29 July 2004 | vertigo_14
The state of American television: More dimwitted prime-time sitcoms.
The 'King of Queens' is your basic simplistic American sitcom. A few corny jokes here and there, stupid situations, and your typical, formulaic character arrangement.

The show is basically about Doug, (Kevin James) a crude, fat delivery guy who is your typical pretentious chauvinist, a staple of male characters in American sitcoms these days. Ray Romano ('Everybody Loves Raymond') and Hank Hill ('King of the Hill') are similar types. He is the self-indulgent kind of guy who lives according to the assumptions of what a guy is supposed to do.

He shares a house in Queens with annoying and sometimes temperamental wife, Carrie (Leah Remini). She is the typical wife character, similar to the wife on 'Everybody Loves Raymond' (only Carrie is funny), which is not surprising since they're both on CBS. She is the staple of sitcom wives (especially CBS and ABC sitcoms) as the guiding figure who tries to get her impulsive, stupid husband to see the err in his ways. A more sophisticated version of 'Home Improvement.' To be fair, these shows often portray the husband as the idiot and the wife as the all-knowing figure, and as such, the husband comes off funny and the wife just comes off as painstakingly annoying.

The other characters in the show is the terrific Jerry Stiller (who deserves better material), perhaps the more interesting subject of the show, as the father-in-law. He often has some really oddball ideas, some of which tend to get Doug in trouble with his wife.

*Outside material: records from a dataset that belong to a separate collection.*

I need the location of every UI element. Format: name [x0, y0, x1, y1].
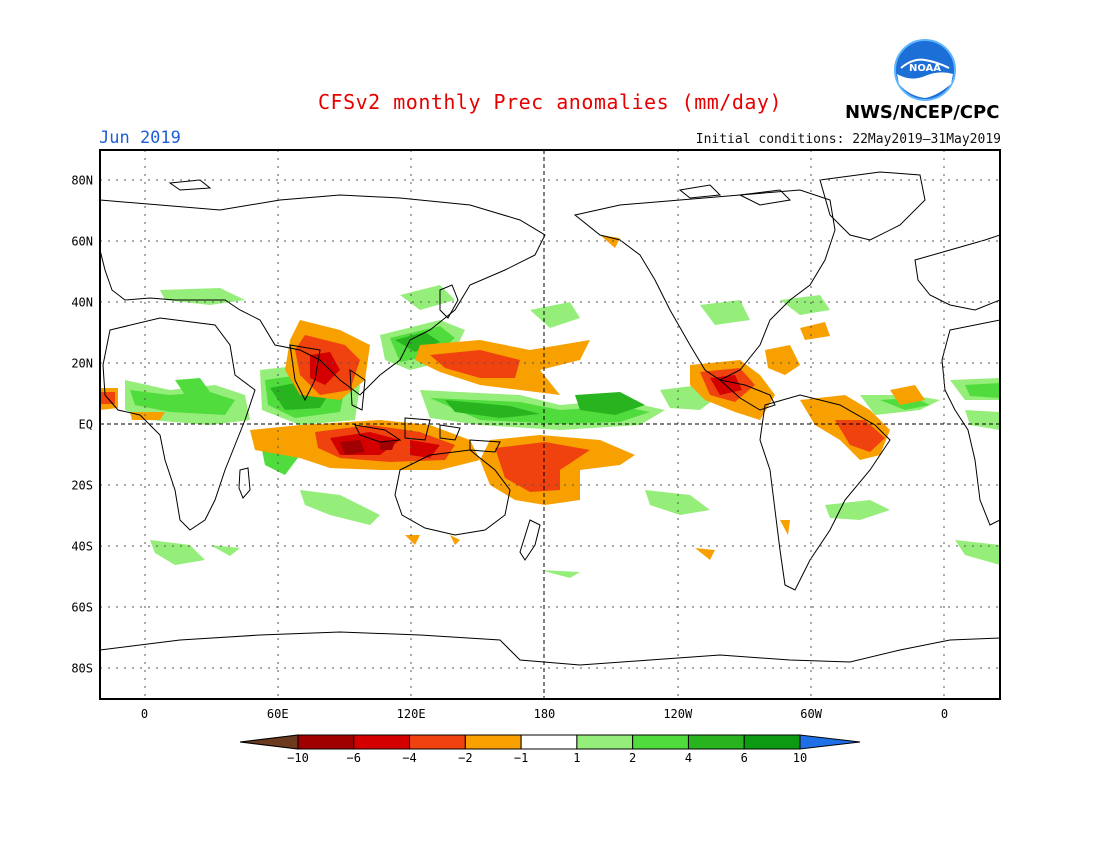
forecast-month: Jun 2019: [99, 128, 181, 148]
svg-text:NOAA: NOAA: [909, 63, 941, 74]
map-grid: [100, 150, 1000, 699]
colorbar-swatch: [409, 734, 466, 750]
colorbar-labels: −10 −6 −4 −2 −1 1 2 4 6 10: [287, 751, 807, 765]
colorbar-label: 4: [685, 751, 692, 765]
colorbar-swatch: [297, 734, 355, 750]
lon-label: 120W: [663, 707, 693, 721]
colorbar-swatch: [687, 734, 745, 750]
colorbar-swatch: [353, 734, 411, 750]
colorbar-swatch: [632, 734, 689, 750]
anomaly-dark-red: [340, 440, 395, 455]
lon-label: 60E: [267, 707, 289, 721]
colorbar-label: −2: [458, 751, 472, 765]
colorbar-swatch: [520, 734, 578, 750]
map-title: CFSv2 monthly Prec anomalies (mm/day): [317, 90, 783, 114]
longitude-labels: 0 60E 120E 180 120W 60W 0: [141, 707, 948, 721]
lon-label: 60W: [800, 707, 822, 721]
lat-label: 20N: [71, 357, 93, 371]
lat-label: 40N: [71, 296, 93, 310]
colorbar-swatch: [576, 734, 634, 750]
colorbar-swatch: [799, 734, 861, 750]
equator-dateline: [100, 150, 1000, 699]
coastlines: [100, 171, 1000, 666]
lat-label: 80S: [71, 662, 93, 676]
colorbar-label: 6: [741, 751, 748, 765]
colorbar-label: −4: [402, 751, 416, 765]
colorbar-label: −6: [347, 751, 361, 765]
colorbar-label: −10: [287, 751, 309, 765]
colorbar-swatch: [464, 734, 522, 750]
lat-label: 20S: [71, 479, 93, 493]
noaa-logo: NOAA: [893, 38, 957, 102]
initial-conditions: Initial conditions: 22May2019–31May2019: [695, 132, 1001, 147]
colorbar-swatch: [239, 734, 299, 750]
lon-label: 180: [534, 707, 556, 721]
lon-label: 0: [141, 707, 148, 721]
latitude-labels: 80N 60N 40N 20N EQ 20S 40S 60S 80S: [71, 174, 93, 676]
lat-label: EQ: [79, 418, 93, 432]
colorbar-label: −1: [514, 751, 528, 765]
agency-label: NWS/NCEP/CPC: [845, 102, 1000, 123]
lat-label: 80N: [71, 174, 93, 188]
colorbar-label: 1: [573, 751, 580, 765]
lon-label: 0: [941, 707, 948, 721]
colorbar: [239, 734, 861, 750]
map-frame: [99, 149, 1001, 700]
lat-label: 60S: [71, 601, 93, 615]
lat-label: 60N: [71, 235, 93, 249]
lon-label: 120E: [397, 707, 426, 721]
colorbar-swatch: [743, 734, 801, 750]
lat-label: 40S: [71, 540, 93, 554]
colorbar-label: 10: [793, 751, 807, 765]
colorbar-label: 2: [629, 751, 636, 765]
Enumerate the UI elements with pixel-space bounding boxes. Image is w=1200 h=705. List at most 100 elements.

Then, like all of these sitcoms of it's kind, there are Doug's stupid friends who are so miserably stupid, it's often a pain to watch them. Darhma and Greg had this kind of character on the show, the "man's man" guy who worked with Greg at the law firm. At least Darhma's friend were weird, but they were funny, and not so completely brain dead. Basically, 'King of Queens' makes your male characters to be complete and utter idiots, and the situations aren't so funny as realizing how stupid these people are. And what do you know, they've become pop culture icons? It's no surprise, really.

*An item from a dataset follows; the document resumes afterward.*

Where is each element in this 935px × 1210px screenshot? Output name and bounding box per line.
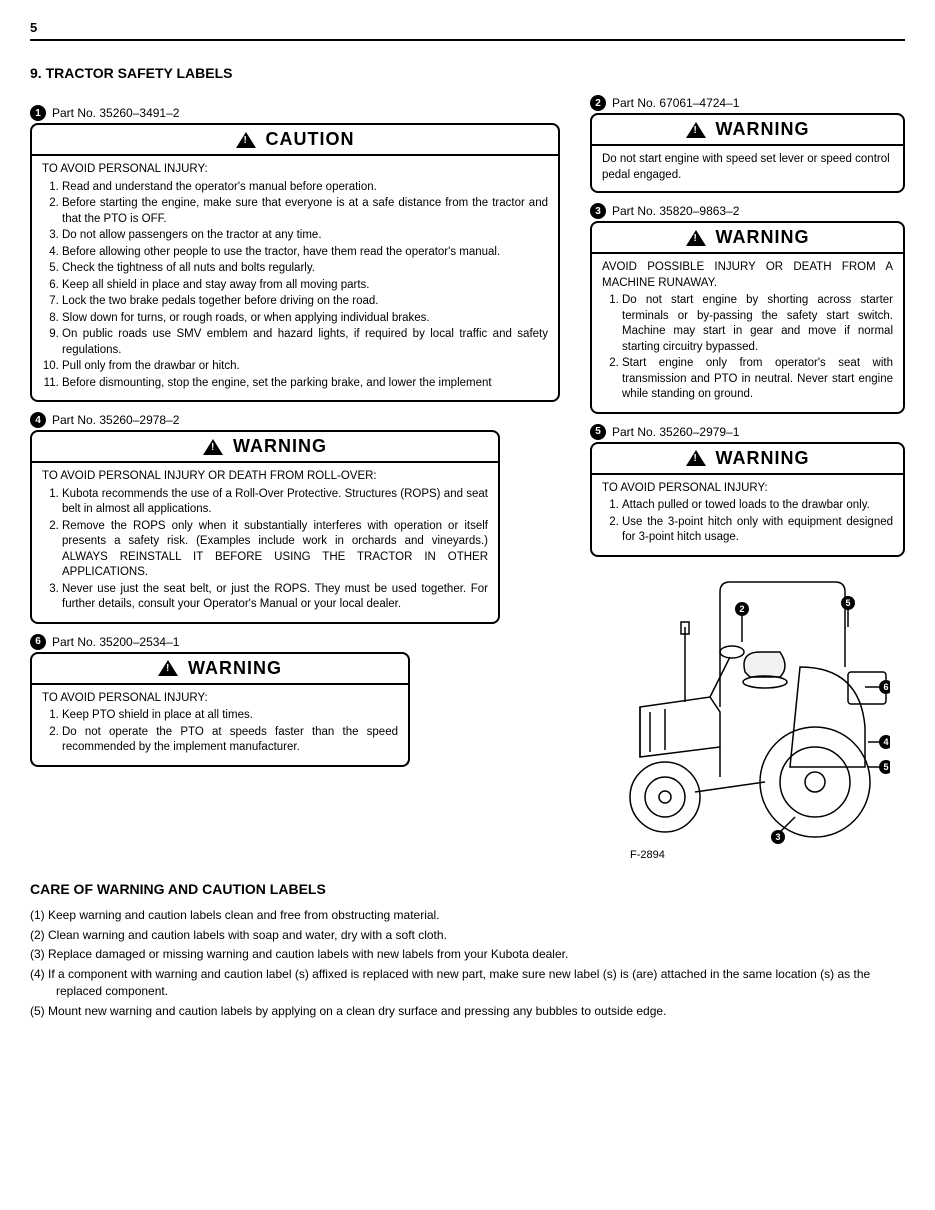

'King of Queens' is not all that funny. The jokes are pretty stupid. But Doug, as one of those "man's man" types, who have to double check with the book on how men are supposed to behave in order to avoid all appearances of giving in to the woman or worse, probably being accused of being homosexual. And it happens with the slightest, most stupid things, too, like how a person stands, or what kind of things they may stand next too. Shallow characters are pretty much all that invade our sitcoms anymore, and is likely more reflective of American culture overall. Would this, and other shows like it, be so popular if it weren't?

Doug and Carrie, and the relationship with the father-in-law and friends hardly seem normal. Like the characters of 'Everybody Loves Raymond' where none of the family members seem to be able to tolerate one another, it's a wonder why Doug and Carrie would even want to be married to each other. They often seem quite intolerant of each other's habits and so forth, at least before the final credits call.

The jokes are stupid, the characters are formulaic, and the entire show is just ridiculous. American sitcoms (should the networks decide to put money in anything than worthless "reality TV" shows) are in desperate need of good material. King of Queens just ain't cutting it.